Making the smalltalk, or BS

Ok, so who has good tips on how to make the talking nice, or icebreakers with new ppl? I occasionally come up with a simple witty comment but after that I fail to keep the conversation going. Kinds like I need an oral viagra (err that metaphor just goes way wrong, forget it) so I can last longer in social situations.

Um, in 99% of the situations I find myself in, I take the initiative (i.e. the offensive), reach out my hand, introduce myself and ask “Where are you from? What do you do?”.

That usually get’s the ball rolling, and allows you a few sentences with which to gauge the other person’s intellect and what may/may not interest them.

There’s nothing witty about it. Just “put up [sub]a paw[/sub] or shut up”. Now if you’re talking about in a dating scene, that’s a whole other ball ‘o’ wax. That all depends on eye contact. But then again, the same opening “schtick” applies.

Tripler
Christ, I meet new people every single day. I’m getting kinda sick and tired of it.

I get the feeling blasphmer is having problems with people who don’t hold up their end of the converation.

If this is indeed the case I always go for the 20questions/interegation aproach. When I find that I have to do this I usually start off with where you from, then when they tell me, I try to get them to talk about that; like schools, cost of living, weather ect… usually from there you can find a commonality and the conversation becomes alot easier or at least you can get the other person to START TALKING.

Jeesh! I’ve been a salesman for too long. Why do I know all this crap? :smack:
(this works for both romantic and non-romantic situations)

If you get people talking about themselves and listen politely, you’ll have to do close to zero work keeping the conversation going. This worked for me in social situations and in my French 101 final.

Another vote for asking questions and listening to the answers. You’re ahead of the game: willingness to start the conversation is my main hurdle, since I’m actually pretty shy IRL. As SHAKES says, just ask a question and then ask follow-ups. I truly believe that the basic questions of talking to a stranger are the the same now as they were 30 years ago when I was in college: “where are you from, what’s your major…” Now it’s “what do you do,” but it’s the same thing – if it’s something you don’t know anything about, ask what’s involved, how they got into it, something like that – then listen to their answer and follow up on it. Or they’ll say “well, I’m an accountant, but my true desire is to become a sword-swallower in the circus,” in which case you’ve lucked on someone who’s definitely willing to do half the work! If they say, flatly, “I’m an engineer,” you can ask what kind of engineer, etc. Again, as SHAKES says, sooner or later the conversation just starts to flow.

GMRyugin is right – letting people talk about themselves makes you look like a brilliant conversationalist!

You could also try complimenting the person:
“Those are cool shoes - where did you get them?”
“I love this dish you made - what’s it called?”

I find this often gets the person talking. I agree with the notion that the aim is not to make small talk, but to get the other person to make small talk.

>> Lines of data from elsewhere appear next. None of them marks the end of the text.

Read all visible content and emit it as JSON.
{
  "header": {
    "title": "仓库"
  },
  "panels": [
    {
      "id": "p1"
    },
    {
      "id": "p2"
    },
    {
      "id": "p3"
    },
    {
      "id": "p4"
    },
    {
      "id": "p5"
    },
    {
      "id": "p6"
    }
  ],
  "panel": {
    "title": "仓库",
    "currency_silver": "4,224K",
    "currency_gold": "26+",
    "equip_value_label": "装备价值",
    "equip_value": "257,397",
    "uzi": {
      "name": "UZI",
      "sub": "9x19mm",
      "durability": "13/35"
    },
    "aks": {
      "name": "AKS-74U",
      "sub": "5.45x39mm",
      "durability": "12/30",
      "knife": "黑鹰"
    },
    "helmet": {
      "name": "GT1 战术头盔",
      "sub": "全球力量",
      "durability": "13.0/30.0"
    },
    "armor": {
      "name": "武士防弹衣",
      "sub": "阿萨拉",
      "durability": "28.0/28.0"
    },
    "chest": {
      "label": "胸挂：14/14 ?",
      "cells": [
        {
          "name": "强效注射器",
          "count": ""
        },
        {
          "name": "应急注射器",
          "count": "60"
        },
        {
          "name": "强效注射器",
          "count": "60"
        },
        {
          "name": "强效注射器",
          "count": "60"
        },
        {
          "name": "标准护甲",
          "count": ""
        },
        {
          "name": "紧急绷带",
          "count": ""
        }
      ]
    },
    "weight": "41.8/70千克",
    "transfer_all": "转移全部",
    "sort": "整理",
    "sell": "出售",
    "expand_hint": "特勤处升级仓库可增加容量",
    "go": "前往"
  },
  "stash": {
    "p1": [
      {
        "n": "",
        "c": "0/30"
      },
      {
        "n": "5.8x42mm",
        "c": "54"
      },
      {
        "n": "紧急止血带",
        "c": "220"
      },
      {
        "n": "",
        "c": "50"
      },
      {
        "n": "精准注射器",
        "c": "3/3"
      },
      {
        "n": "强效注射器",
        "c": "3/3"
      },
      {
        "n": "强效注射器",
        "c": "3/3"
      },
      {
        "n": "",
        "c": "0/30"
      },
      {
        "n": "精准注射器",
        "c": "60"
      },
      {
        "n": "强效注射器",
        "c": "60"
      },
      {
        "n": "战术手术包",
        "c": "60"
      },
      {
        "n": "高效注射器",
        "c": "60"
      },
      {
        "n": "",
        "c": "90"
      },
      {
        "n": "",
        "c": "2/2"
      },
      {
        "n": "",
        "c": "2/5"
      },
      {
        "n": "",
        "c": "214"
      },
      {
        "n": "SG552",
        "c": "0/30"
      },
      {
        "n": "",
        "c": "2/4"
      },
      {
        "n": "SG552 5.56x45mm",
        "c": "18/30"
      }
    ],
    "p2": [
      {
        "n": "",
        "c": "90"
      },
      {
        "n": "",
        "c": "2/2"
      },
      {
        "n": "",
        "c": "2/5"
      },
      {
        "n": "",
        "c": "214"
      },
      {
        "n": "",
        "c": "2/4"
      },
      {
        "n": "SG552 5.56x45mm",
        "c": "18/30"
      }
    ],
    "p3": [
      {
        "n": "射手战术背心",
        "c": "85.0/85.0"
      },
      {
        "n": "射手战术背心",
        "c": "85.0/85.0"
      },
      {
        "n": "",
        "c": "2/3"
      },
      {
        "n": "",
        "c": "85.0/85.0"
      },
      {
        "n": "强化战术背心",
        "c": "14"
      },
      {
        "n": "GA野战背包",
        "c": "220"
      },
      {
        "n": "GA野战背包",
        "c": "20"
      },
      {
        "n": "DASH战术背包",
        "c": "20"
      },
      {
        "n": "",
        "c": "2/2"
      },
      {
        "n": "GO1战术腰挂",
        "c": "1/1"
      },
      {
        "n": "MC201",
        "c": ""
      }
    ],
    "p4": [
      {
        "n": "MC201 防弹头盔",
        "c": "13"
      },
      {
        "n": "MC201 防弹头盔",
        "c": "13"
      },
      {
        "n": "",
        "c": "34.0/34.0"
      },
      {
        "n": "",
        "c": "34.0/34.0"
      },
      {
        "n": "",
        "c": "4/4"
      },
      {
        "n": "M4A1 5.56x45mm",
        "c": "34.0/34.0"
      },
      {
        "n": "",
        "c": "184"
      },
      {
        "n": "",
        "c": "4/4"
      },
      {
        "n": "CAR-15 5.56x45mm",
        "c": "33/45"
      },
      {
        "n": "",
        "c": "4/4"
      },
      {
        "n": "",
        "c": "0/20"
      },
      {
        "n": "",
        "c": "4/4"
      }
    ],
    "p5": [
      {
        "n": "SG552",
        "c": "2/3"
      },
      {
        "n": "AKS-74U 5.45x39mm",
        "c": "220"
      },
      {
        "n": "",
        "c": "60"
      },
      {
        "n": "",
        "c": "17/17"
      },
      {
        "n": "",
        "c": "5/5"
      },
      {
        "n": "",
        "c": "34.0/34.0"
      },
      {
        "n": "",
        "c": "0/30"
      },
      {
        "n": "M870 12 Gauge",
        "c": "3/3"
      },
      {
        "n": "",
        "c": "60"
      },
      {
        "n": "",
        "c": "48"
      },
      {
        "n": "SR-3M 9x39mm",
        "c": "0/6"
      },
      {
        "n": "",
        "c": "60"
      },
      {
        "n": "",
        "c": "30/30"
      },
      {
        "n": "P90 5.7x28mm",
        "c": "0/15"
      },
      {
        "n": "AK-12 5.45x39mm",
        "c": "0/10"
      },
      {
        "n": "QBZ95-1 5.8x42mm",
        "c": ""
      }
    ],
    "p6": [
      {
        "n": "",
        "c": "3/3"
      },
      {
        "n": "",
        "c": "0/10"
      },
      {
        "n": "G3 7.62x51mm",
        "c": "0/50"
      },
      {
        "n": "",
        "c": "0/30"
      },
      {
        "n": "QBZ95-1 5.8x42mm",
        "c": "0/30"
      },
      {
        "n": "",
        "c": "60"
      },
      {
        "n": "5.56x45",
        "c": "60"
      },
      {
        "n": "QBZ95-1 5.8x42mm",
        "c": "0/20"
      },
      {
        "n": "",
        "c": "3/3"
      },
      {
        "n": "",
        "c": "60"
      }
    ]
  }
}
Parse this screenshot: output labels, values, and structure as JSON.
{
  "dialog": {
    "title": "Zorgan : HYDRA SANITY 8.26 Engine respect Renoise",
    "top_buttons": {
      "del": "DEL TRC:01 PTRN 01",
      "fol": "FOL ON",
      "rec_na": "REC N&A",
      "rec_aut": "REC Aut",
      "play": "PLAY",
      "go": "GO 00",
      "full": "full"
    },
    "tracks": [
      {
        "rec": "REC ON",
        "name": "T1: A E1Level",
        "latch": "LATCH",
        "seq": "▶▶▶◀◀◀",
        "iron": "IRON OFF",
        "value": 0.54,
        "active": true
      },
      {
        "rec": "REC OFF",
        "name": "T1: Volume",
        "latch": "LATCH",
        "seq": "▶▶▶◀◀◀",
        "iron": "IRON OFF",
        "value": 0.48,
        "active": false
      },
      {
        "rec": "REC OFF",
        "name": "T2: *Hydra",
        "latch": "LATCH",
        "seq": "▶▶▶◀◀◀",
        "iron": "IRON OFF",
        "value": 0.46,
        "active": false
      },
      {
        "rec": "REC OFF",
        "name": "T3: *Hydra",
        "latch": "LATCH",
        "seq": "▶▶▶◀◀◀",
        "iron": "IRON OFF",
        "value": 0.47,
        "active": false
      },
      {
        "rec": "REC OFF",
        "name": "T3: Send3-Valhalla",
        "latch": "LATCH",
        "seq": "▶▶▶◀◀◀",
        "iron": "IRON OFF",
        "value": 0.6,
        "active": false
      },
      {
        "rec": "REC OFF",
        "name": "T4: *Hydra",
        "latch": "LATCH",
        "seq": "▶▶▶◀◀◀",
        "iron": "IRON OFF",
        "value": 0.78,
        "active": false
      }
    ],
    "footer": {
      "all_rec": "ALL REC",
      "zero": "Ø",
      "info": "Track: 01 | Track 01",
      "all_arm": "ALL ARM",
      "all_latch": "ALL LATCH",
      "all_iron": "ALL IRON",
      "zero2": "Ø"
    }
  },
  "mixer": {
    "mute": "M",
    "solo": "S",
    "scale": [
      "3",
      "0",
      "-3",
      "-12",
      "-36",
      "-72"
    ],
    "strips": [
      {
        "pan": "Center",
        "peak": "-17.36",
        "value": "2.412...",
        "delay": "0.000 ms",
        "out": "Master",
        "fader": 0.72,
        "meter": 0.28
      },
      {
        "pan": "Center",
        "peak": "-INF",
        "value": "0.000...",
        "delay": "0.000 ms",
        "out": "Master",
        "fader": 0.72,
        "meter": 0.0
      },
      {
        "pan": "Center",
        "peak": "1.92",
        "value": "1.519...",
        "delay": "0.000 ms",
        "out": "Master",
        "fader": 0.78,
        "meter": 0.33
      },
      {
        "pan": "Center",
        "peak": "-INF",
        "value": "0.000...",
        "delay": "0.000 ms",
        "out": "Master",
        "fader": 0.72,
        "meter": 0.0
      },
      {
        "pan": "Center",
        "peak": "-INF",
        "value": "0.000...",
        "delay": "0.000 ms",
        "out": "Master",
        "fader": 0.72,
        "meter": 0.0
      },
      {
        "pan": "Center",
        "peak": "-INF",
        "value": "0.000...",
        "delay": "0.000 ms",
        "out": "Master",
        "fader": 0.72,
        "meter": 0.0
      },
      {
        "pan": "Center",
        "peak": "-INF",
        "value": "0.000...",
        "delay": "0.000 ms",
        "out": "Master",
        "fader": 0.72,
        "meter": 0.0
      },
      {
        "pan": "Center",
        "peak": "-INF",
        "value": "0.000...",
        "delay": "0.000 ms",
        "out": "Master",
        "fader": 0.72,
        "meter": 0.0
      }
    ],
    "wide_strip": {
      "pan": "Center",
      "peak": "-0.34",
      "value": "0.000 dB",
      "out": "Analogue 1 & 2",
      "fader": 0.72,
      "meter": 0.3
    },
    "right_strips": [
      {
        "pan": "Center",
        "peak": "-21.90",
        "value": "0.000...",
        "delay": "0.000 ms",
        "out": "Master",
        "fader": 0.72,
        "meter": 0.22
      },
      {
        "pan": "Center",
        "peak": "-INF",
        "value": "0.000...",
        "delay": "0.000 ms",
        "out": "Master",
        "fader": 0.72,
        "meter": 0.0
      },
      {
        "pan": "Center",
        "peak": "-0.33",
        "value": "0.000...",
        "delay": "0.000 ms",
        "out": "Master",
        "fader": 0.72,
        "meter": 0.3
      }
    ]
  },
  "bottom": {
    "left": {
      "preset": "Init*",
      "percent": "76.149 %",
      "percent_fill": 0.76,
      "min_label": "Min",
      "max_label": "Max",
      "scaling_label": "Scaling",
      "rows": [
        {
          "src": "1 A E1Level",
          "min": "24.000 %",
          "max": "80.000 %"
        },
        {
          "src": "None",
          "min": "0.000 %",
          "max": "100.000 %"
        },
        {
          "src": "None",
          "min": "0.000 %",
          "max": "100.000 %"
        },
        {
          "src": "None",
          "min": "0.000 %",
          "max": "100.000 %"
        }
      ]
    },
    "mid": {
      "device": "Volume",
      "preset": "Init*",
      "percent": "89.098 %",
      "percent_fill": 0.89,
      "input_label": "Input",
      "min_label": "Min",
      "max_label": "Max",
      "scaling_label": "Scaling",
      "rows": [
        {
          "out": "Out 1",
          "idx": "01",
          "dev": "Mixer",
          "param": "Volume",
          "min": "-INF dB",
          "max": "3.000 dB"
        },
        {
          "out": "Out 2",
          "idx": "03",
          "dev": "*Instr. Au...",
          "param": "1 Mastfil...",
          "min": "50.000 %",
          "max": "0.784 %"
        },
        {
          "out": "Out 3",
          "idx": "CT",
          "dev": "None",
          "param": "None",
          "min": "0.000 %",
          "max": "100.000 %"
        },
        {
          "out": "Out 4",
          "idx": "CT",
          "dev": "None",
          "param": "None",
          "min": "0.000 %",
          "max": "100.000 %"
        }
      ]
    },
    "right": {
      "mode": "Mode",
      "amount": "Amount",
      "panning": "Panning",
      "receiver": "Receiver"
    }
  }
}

I can’t think of how many people I’ve met, gone through the 20 questions routine (“where are you from? What do you do? Oh that’s SOOOO interesting…”) and then promptly forgot as soon as they were out of sight. Why? because I don’t care about that shit. Other than identification purposes, It takes a little more to make a connection than "John/Jane Smith from the Upper East Side who works at MegaBank & Associates, LLP and graduated Ivy League State College in '97.
How about this idea? I’ve never actually tried it so I’m not sure how it would turn out. Bring up a subject that is slightly controvertial, but not like religeous controversial.

Example - You meet someone, find out they are from Boston, odds are they are a Sox fan.

-“Do you think the Sox will go to the series this year? I’m not sure if they have the ‘juice’”.
-“Of COURSE they will. blah blah blah”

Hopefully, you can get into a discussion ABOUT something in common instead of just taking down an application form in your head.

WARNING:
The Sox are a religeon to some people so saying something like “You like the Sox? They SUCK Yankees RULE!!!” will get you punched.
The goal is to get someone talking about something they are passionate about without getting into a full blown argument with them.

Sharing fun facts about various tropical diseases has always served me well during those pesky lulls in conversation.